Vítima da genética, sofro dentro do ônibus. Engana-se quem pensa que o maior desafio do poder público no setor de transportes seja a superlotação ou a pressão por redução de tarifa. Na minha opinião, trata-se das campainhas que funcionam fora de qualquer padrão.

Pessoalmente, rejubilo quando o som é curto e grave, uma bênção para os ouvidos. Deveria ser regra. Mas me contorço quando ele é longo e...agudo. Sim, leitor, se você anda de coletivo, não pode ter deixado de notar quão nefasto é o som agudo para o ser humano.

Mas qual seria a diferença de um agudo "modal", ouvido no ambiente urbano, para as caprichadas notas alcançadas pelas sopranos mundialmente famosas, cuja música é treinada em horas a fio de afinação e que apreciamos em elegantes salas de concerto?

A ponte entre os sons espontâneos (ainda que nem sempre desejados) e a boa música está em compositores como o norte-americano Philip Glass, que completa 77 anos no próximo dia 31. Desde os anos 1970, ele vem utilizando graves e agudos de uma maneira vanguardista, resultando em óperas como Einstein na Praia, encenada pelo diretor Robert Wilson, e Satyagraha, um monumento à revolução pacífica de Gandhi.

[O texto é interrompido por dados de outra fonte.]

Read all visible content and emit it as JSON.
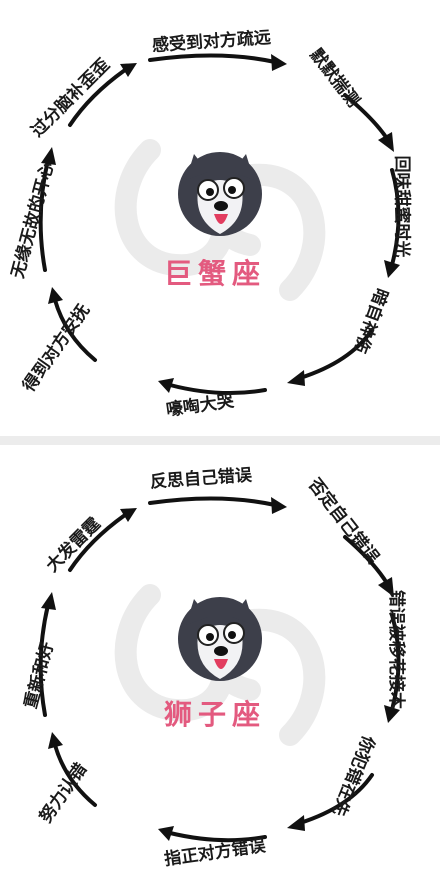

Há quem diga que sua música é do tipo "ame ou odeie". "A música de Philip Glass é instantaneamente reconhecida", definiu

Susan Lacy, produtora do documentário Glass – Um Retrato de Philip em 12 Partes, no site American Master. "Suas notas em camadas repetidas são transcendentais para alguns e insuportáveis para outros. Mas ninguém pode contestar a influência de Glass para a música contemporânea."

Nas óperas de Glass, são comuns sons como o de apito de trem ou palavras infindavelmente repetidas – como na incessante contagem de 1 a 8 do primeiro ato de Einstein.... Quando compõe para o piano, Glass atinge uma sonoridade romântica e límpida, que será facilmente reconhecida por quem assistiu ao filme As Horas, cuja trilha sonora é de sua autoria.

O grande artista pode ser definido assim: alguém capaz de atravessar fronteiras padronizadas ou de instalar-se confortavelmente sobre notas antes já tocadas, sobretudo criando uma assinatura inconfundível. Ou, na definição do próprio músico, entrevistado no filme Glass...: "Se eu não tivesse a habilidade de criar uma música tão radical, poderia ser confundido com um idiota".